Developer Platforms - another growth hacking trick

Companies like Stripe and Twilio have built their entire businesses around providing a better platform for developers to build B2B apps and integration off of. By providing their service as an API for developers to use, they allow for many different new products and use cases to pop up that wouldn't otherwise be built, which in-turn they receive increased revenue from when they succeed. A true win-win model for growth. 

If you look at Facebook' s acquisition of Oculus, in Mark Zuckerberg's blog , he clearly points how the $2bn acquisition benefits Facebook's developer community; including building next generation games as well as Facebook being the center of all new & upcoming gaming apps & startups; albeit, they are aware of Whatsapp  in its infancy.
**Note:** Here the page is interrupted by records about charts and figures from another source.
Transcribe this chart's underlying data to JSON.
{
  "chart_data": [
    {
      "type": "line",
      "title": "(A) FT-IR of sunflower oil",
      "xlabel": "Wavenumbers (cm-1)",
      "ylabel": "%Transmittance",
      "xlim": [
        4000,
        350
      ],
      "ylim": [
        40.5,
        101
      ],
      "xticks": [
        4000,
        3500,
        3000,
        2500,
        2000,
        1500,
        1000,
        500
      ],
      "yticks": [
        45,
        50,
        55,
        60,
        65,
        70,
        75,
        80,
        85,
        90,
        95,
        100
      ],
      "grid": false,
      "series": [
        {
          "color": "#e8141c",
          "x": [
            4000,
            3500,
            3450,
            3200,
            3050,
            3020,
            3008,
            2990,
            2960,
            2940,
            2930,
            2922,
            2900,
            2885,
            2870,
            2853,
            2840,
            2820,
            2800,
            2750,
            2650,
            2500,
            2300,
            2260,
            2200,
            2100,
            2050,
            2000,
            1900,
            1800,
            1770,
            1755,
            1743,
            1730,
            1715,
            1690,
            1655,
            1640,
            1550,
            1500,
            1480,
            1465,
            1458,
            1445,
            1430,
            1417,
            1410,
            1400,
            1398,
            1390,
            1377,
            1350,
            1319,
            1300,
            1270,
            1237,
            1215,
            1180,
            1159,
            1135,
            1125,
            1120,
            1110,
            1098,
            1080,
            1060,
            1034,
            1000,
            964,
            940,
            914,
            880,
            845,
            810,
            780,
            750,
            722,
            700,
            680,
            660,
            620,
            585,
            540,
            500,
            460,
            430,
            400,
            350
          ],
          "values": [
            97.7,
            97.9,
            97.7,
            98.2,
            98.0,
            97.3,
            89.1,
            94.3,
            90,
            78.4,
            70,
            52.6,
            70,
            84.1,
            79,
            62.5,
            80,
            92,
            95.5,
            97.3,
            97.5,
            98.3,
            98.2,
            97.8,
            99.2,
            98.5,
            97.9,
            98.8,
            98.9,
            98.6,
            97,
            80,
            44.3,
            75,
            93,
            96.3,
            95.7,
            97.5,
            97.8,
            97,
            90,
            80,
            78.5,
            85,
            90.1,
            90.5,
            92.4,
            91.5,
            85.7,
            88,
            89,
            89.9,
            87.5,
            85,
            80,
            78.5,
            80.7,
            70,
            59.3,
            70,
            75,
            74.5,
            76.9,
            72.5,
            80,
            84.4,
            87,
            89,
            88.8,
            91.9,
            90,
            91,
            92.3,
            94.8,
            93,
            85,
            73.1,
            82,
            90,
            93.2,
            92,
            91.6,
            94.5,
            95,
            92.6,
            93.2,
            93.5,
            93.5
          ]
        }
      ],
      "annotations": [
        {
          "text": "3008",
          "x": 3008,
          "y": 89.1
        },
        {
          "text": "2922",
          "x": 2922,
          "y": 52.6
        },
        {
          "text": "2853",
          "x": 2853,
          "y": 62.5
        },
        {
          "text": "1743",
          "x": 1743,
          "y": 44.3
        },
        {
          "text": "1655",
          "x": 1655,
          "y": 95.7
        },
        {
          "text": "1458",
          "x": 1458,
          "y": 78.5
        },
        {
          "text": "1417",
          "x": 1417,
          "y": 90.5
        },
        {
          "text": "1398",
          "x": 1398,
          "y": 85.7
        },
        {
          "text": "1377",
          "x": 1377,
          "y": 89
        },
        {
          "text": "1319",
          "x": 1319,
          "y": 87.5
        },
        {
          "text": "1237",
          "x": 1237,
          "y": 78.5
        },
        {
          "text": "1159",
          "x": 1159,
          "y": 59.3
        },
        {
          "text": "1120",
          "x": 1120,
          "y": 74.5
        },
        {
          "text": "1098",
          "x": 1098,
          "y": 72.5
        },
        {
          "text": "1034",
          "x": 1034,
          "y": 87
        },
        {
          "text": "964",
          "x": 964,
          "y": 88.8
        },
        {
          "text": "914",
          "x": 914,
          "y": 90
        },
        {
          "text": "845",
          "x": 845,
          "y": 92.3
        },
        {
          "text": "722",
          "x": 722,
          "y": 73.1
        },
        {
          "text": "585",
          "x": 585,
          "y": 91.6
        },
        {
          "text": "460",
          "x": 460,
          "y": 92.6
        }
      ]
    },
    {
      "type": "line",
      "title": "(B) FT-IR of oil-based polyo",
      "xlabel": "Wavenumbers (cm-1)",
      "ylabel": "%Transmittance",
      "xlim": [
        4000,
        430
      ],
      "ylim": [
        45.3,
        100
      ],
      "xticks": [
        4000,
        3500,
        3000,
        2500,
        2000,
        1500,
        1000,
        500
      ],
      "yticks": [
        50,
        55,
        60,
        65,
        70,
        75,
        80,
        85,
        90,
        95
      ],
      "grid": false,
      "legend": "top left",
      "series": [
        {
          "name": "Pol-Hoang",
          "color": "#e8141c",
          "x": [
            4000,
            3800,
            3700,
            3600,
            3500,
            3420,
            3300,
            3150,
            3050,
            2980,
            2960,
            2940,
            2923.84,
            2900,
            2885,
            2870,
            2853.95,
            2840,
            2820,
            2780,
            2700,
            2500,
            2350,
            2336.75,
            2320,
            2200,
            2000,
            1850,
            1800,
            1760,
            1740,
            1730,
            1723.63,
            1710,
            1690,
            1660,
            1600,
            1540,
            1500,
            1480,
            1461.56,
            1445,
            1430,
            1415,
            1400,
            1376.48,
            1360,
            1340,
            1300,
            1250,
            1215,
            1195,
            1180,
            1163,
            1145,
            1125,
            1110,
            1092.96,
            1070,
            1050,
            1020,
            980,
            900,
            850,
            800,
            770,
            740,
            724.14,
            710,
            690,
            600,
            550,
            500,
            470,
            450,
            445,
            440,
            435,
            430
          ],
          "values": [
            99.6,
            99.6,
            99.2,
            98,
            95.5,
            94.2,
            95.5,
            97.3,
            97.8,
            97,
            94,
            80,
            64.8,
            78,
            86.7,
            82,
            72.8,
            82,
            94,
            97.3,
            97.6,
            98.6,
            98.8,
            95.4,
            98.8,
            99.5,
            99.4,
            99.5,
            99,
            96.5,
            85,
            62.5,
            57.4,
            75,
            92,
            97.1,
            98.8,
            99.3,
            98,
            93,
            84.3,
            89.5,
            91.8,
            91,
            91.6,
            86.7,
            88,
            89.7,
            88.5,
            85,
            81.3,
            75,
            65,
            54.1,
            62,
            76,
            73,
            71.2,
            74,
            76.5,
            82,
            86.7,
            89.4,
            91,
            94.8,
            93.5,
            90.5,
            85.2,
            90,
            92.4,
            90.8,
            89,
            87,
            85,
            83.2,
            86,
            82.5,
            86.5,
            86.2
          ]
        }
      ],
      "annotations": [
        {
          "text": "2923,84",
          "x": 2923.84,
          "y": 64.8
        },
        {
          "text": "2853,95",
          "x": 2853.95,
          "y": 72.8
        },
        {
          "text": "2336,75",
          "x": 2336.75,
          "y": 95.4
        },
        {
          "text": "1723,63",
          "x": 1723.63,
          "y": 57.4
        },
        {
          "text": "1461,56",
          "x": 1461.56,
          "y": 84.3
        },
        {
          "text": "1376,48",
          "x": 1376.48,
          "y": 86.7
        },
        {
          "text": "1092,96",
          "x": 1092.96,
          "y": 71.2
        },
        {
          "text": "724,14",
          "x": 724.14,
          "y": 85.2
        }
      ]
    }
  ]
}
Having a vibrant developer ecosystem is an essential condition to success in the new Cloud era. There are couple of reasons why companies would want to have one 
 1) Introduce new products and use cases like the Facebook and Stripe examples. Once a developer creates an app they plug into these systems - Facebook(user ads) or Stripe(payment rails) and eventually these platforms benefit from increased users or increased payments through their systems
2) Interoperability with other apps - Customers are looking to use best in class apps and they want these best in class apps to seamlessly talk to each other. If your product does not connect with other  apps, you run the risk that the customer is unhappy and not sticky and will likely switch once somebody else makes products which do. Clearly, any company does not have enough internal resources to do these integrations themselves; so if one wants to focus on their products and let the developers create these integrations it's a win-win for everyone. More ever, now that your product is visible in other apps (through integrations), the other apps become a source of new user additions. here your cost of customer acquisition is almost zero (no marketing, no development), no CFO would shy away from such growth. 

So the next obvious question is how can a company go about building a vibrant developer ecosystem - the simple answer is be in the developer's shoes and think what is important for them - develop apps easily and cost effectively (lower cost) and help market apps (higher revenue). Some companies that have done an excellent job in both of these areas are Salesforce & Box.  
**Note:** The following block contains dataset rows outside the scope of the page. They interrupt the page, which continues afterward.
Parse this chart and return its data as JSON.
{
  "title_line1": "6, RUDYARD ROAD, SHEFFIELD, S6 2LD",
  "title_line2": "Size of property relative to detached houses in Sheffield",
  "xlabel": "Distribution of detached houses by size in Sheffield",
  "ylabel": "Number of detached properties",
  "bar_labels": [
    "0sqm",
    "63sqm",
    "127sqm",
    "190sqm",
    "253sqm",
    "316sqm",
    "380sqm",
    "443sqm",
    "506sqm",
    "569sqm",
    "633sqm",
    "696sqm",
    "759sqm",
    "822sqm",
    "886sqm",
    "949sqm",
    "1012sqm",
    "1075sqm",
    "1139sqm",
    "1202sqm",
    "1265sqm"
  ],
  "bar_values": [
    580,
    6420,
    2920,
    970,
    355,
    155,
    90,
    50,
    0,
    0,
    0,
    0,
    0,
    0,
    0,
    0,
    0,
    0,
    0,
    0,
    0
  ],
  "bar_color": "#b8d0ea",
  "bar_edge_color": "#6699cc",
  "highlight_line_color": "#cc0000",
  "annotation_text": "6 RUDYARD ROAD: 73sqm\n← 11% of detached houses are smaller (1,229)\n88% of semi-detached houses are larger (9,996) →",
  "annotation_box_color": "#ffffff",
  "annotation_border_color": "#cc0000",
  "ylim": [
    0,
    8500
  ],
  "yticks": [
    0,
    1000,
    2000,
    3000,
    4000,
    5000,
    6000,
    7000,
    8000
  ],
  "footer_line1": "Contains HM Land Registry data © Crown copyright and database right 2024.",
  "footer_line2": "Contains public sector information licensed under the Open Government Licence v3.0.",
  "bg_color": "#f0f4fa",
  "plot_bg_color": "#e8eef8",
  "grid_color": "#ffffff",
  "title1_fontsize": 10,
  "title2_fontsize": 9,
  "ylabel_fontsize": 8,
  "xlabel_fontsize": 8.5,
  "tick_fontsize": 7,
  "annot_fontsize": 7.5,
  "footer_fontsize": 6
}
1) Lower cost - Being an app developer requires one to have business logic, programming language knowledge, hosting, back end, billing, customer support skills. A lot to ask from a couple people small app developer company, at times a single app developer. Successful platforms that have been successful in this area are ones that have enabled their programmers to be the business idea guy, while they take care of the rest. 

2) Higher Revenue - Access to users as well as the ability to get to these users is paramount. This means, conducting educational seminars to create awareness about the app, promoting developers amongst the user base to help in discovery of the app, social marketing kit etc are all essential elements of this strategy. 

Developer platforms are examples of two sided networks, once you get the fly wheel going one could see exponential benefits, most prominently in customer stickiness & growth channels. But as folks know, developer platforms are tricky as well - how should your pricing strategy be, who do you charge and at what point, the classic egg and chicken situation but worth the effort.